La Liberté

A l’heure de hurler son dernier soupir

Chronique • Et si nous faisions semblant de mourir? Les parcs d’attractions offrent des sensations qui étaient naguère réservées aux sportifs de l’extrême.

Quand un primate tombe du ciel à cette vitesse, c’est qu’il va mourir. © DR
Quand un primate tombe du ciel à cette vitesse, c’est qu’il va mourir. © DR

jean ammann

Publié le 25.10.2014

Temps de lecture estimé : 2 minutes

Quand la Toussaint approche, les Fribourgeois convergent vers Europa Park. J’ai donc rempli mon devoir de pénitent le lundi 20 octobre. A 5 h 15 punktlich, j’étais dans le car qui m’emmenait vers Rust, la cité des cris et des tremblements, des hurlements et des trépidations. La cité du point g, comme la constante universelle de la gravitation.

A Europa Park, le jeu consiste à se ficeler dans des véhicules variés qui vont appliquer sur leurs occupants les principes multiples de la dynamique: ainsi, en une journée, l’individu aura expérimenté toutes les lois de la gra- vité et de la centrifugation… En neuf heures, il aura encaissé plus de g qu’un cosmonaute durant toute sa vie. Et c’est pour ça qu’il est content, la tête un peu lourde pourtant, au moment de remonter dans le car aux langueurs amortissantes.

Alors que nous quittons le parc, j’entends encore au-dessus de moi les cris des passagers, prisonniers de ces vaisseaux fous: ils hurlent comme si leur train déraillait, comme si leur bateau s’enfonçait, comme si leur avion s’écrasait, ils hurlent comme à leur dernière heure… Et c’est bien ça l’illusion de tous ces carrousels hypertrophiés: faire croire au risque. Car il ne peut rien arriver sur ces manèges qui répondent - à la bonne heure! - aux normes les plus strictes et aux procédures les plus rigoureuses. Sur ces rails, il n’y a pas la moindre place pour l’incertitude: tout est mesuré, canalisé, banalisé… C’est le contraire de l’aventure, qui suppose une part d’aléa.

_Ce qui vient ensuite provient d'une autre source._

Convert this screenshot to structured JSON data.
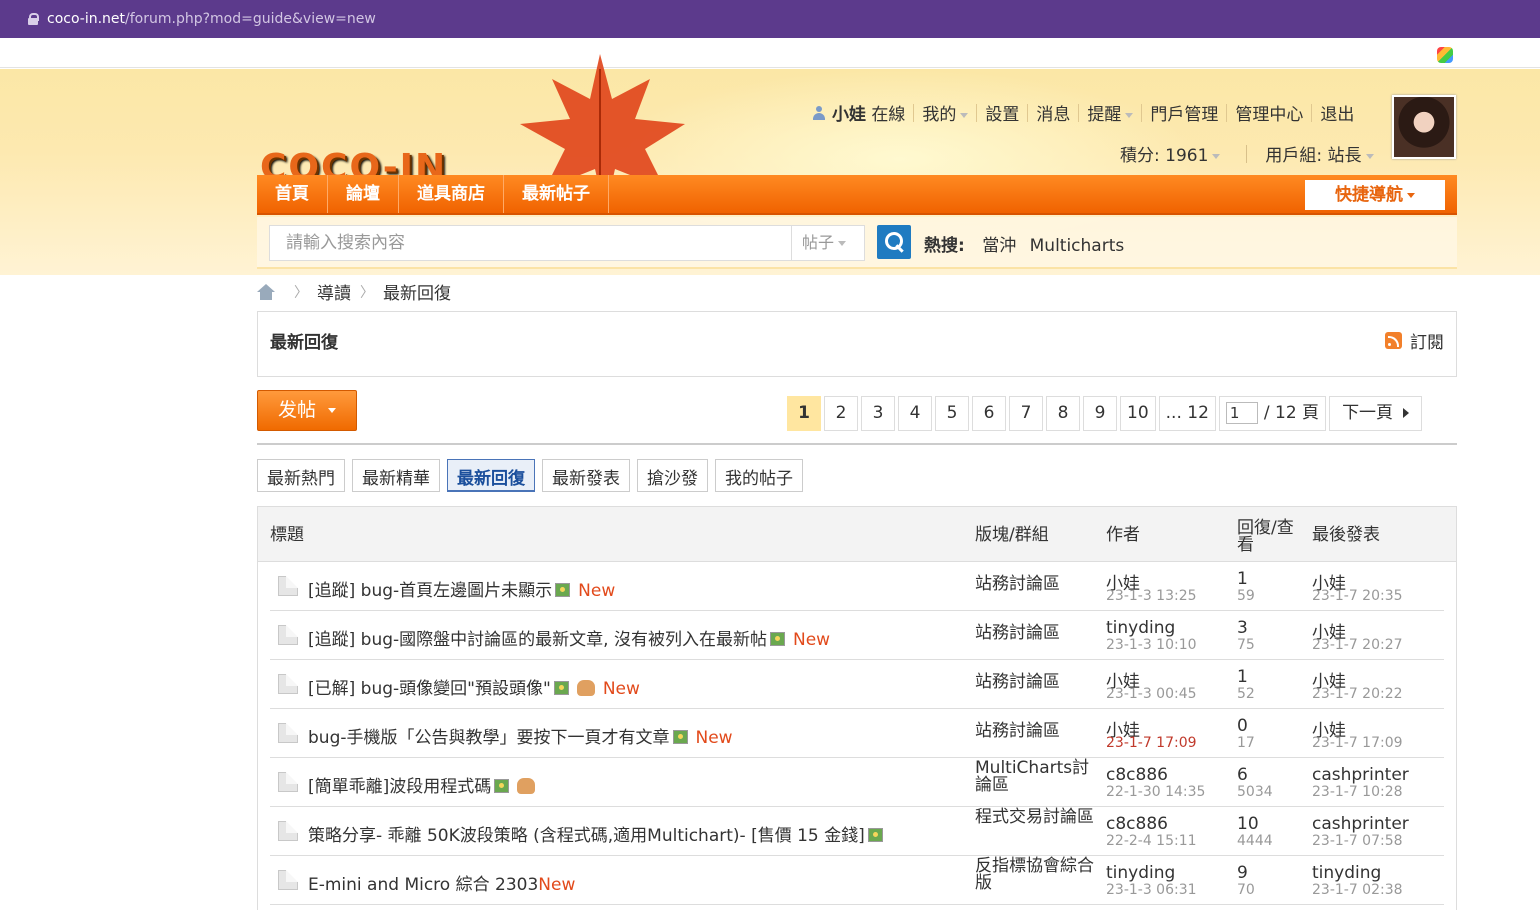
{
  "browser": {
    "host": "coco-in.net",
    "path": "/forum.php?mod=guide&view=new"
  },
  "header": {
    "logo": "COCO-IN",
    "user": "小娃",
    "status": "在線",
    "links": [
      "我的",
      "設置",
      "消息",
      "提醒",
      "門戶管理",
      "管理中心",
      "退出"
    ],
    "credits": "積分: 1961",
    "group": "用戶組: 站長"
  },
  "nav": {
    "items": [
      "首頁",
      "論壇",
      "道具商店",
      "最新帖子"
    ],
    "quick": "快捷導航"
  },
  "search": {
    "placeholder": "請輸入搜索內容",
    "type": "帖子",
    "hot_label": "熱搜:",
    "hot_terms": [
      "當沖",
      "Multicharts"
    ]
  },
  "breadcrumb": [
    "導讀",
    "最新回復"
  ],
  "panel": {
    "title": "最新回復",
    "rss": "訂閱"
  },
  "post_button": "发帖",
  "pager": {
    "pages": [
      "1",
      "2",
      "3",
      "4",
      "5",
      "6",
      "7",
      "8",
      "9",
      "10",
      "... 12"
    ],
    "input": "1",
    "total": "/ 12 頁",
    "next": "下一頁"
  },
  "tabs": [
    "最新熱門",
    "最新精華",
    "最新回復",
    "最新發表",
    "搶沙發",
    "我的帖子"
  ],
  "table": {
    "headers": [
      "標題",
      "版塊/群組",
      "作者",
      "回復/查看",
      "最後發表"
    ],
    "rows": [
      {
        "prefix": "[追蹤] ",
        "title": "bug-首頁左邊圖片未顯示",
        "img": true,
        "thumb": false,
        "new": "New",
        "forum": "站務討論區",
        "author": "小娃",
        "date": "23-1-3 13:25",
        "replies": "1",
        "views": "59",
        "last_user": "小娃",
        "last_date": "23-1-7 20:35"
      },
      {
        "prefix": "[追蹤] ",
        "title": "bug-國際盤中討論區的最新文章, 沒有被列入在最新帖",
        "img": true,
        "thumb": false,
        "new": "New",
        "forum": "站務討論區",
        "author": "tinyding",
        "date": "23-1-3 10:10",
        "replies": "3",
        "views": "75",
        "last_user": "小娃",
        "last_date": "23-1-7 20:27"
      },
      {
        "prefix": "[已解] ",
        "title": "bug-頭像變回\"預設頭像\"",
        "img": true,
        "thumb": true,
        "new": "New",
        "forum": "站務討論區",
        "author": "小娃",
        "date": "23-1-3 00:45",
        "replies": "1",
        "views": "52",
        "last_user": "小娃",
        "last_date": "23-1-7 20:22"
      },
      {
        "prefix": "",
        "title": "bug-手機版「公告與教學」要按下一頁才有文章",
        "img": true,
        "thumb": false,
        "new": "New",
        "forum": "站務討論區",
        "author": "小娃",
        "date": "23-1-7 17:09",
        "replies": "0",
        "views": "17",
        "last_user": "小娃",
        "last_date": "23-1-7 17:09"
      },
      {
        "prefix": "",
        "title": "[簡單乖離]波段用程式碼",
        "img": true,
        "thumb": true,
        "new": "",
        "forum": "MultiCharts討論區",
        "author": "c8c886",
        "date": "22-1-30 14:35",
        "replies": "6",
        "views": "5034",
        "last_user": "cashprinter",
        "last_date": "23-1-7 10:28"
      },
      {
        "prefix": "",
        "title": "策略分享- 乖離 50K波段策略 (含程式碼,適用Multichart)- [售價 15 金錢]",
        "img": true,
        "thumb": false,
        "new": "",
        "forum": "程式交易討論區",
        "author": "c8c886",
        "date": "22-2-4 15:11",
        "replies": "10",
        "views": "4444",
        "last_user": "cashprinter",
        "last_date": "23-1-7 07:58"
      },
      {
        "prefix": "",
        "title": "E-mini and Micro 綜合 2303",
        "img": false,
        "thumb": false,
        "new": "New",
        "forum": "反指標協會綜合版",
        "author": "tinyding",
        "date": "23-1-3 06:31",
        "replies": "9",
        "views": "70",
        "last_user": "tinyding",
        "last_date": "23-1-7 02:38"
      }
    ]
  },
  "colors": {
    "browser_bar": "#5c3a8c",
    "nav_orange": "#f06200",
    "new_red": "#e24a1b",
    "active_tab": "#1b4f9c"
  }
}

Avant l’invention de ces attractions, si l’homme voulait connaître des sensations aussi fortes, il fallait oser: il fallait engager sa santé ou même sa vie. Pour vivre des accélérations pareilles, il fallait sauter en parachute ou s’inscrire à la descente de Kitzbühel, il fallait plonger d’une falaise ou s’initier au bobsleigh… Parachutiste, base-jumper, descendeur, bobeur, plongeur de haut vol, il fallait payer de sa personne pour mériter ces bouffées hormonales. Le shoot se méritait. Dans les parcs d’attractions, nous avons la sensation sans la rançon. Et c’est nouveau: pour la première fois, l’émotion est découplée du risque.

Pourquoi ces cris, puisque, à moins d’une catastrophe, nous ne risquons rien? Parce que notre cerveau, dont l’organisation est profonde, se laisse abuser: notre raison sait bien que nous survivrons à ce simulacre de chute libre, mais le système limbique n’en est pas si sûr. Quand un primate tombe du ciel à cette vitesse, c’est qu’il va mourir. D’où ces cris de suppliciés à l’heure de plonger avec le Silver Star, d’où cet entrain à rendre un dernier soupir tonitruant.